Labour has accused the government of an obscene waste of money, after it emerged that an export hotline set up to help businesses took fewer than 3,000 calls in its first five months of operation.

The call centre company Hinduja Global Solutions was promised £120,000 a month for running the export support service, on the expectation that the 24 staff involved would be handling 3,000 calls a week.

But details released to Labour in parliamentary answers show that between October and February the helpline took just 2,899 calls. That meant the “agent utilisation rate” – the proportion of staff time spent actually taking calls – was just 7%, and the cost of dealing with each call was more than £200.

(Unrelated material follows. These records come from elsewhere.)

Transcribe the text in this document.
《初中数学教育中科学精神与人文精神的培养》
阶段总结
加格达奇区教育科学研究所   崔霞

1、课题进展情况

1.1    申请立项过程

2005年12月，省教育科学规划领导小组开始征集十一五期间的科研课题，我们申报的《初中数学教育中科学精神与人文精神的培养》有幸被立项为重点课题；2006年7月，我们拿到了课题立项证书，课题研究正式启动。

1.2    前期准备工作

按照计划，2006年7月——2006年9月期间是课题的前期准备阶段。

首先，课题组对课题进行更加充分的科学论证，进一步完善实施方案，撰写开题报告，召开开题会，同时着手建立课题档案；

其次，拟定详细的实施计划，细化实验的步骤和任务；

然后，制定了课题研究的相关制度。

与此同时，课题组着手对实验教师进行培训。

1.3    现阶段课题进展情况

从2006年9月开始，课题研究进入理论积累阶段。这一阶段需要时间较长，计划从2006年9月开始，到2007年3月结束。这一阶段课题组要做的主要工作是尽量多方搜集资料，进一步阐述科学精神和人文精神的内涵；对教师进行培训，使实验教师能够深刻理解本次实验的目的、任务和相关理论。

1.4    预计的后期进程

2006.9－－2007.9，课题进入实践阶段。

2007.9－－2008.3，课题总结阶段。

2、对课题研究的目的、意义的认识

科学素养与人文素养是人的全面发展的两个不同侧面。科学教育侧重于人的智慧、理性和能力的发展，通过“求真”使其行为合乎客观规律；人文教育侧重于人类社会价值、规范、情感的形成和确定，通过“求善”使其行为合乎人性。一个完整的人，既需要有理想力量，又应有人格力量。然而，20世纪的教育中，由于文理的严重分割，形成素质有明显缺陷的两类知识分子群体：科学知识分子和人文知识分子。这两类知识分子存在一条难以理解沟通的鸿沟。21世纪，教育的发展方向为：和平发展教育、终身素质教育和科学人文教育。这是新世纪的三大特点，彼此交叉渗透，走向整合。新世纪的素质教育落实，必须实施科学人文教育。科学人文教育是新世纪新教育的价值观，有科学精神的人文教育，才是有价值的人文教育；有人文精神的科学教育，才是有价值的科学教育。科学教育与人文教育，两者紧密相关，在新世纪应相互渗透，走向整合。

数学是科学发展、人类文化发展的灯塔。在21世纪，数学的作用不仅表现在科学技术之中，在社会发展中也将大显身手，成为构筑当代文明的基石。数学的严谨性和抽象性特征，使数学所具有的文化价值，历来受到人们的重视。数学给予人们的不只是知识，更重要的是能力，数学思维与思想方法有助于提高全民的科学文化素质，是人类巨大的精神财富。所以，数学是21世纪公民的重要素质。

After Russia invaded Ukraine in February, call volumes to the hotline increased, with 1,946 calls taken in March, but 61% of those had to be referred on to staff from the Department for International Trade (DIT).

Launching the service last autumn, the international trade secretary, Anne-Marie Trevelyan, called it a “fantastic new one-stop shop service” for exporters, promising that “a dedicated export support team at the end of a phone ready to help will ensure they can access the information they need, and get on with the job of selling their world-class products and services abroad”.

Published details of the contract suggest that in its first six months of operation – up to 31 March – there was no provision for payment to be reduced if the workload was lighter than expected.

Labour’s deputy leader, Angela Rayner, said: “At a time when Rishi Sunak is telling families across the country that there is no extra money to help them with the cost of living crisis, it beggars belief that the government are shelling out hundreds of pounds of taxpayers’ money for a service which is barely being used.”

She added: “This is yet another obscene waste of taxpayers’ money by this utter shambles of a government.”

Ministers have repeatedly been accused of failing to ensure value for public money, most strikingly over the £9bn written off in England over unusable or overpriced PPE, and the high levels of fraud detected in Covid support payments to businesses.

A DIT spokesperson said: “We want the UK to become an export-led economy and our tailored export support service is ensuring that businesses have the support they need to tap into the world’s fastest-growing markets and thrive in a truly global Britain. Our export promotion services generate around 3,800 new exporters each year, equalling an additional £9bn in export revenue over the next decade.”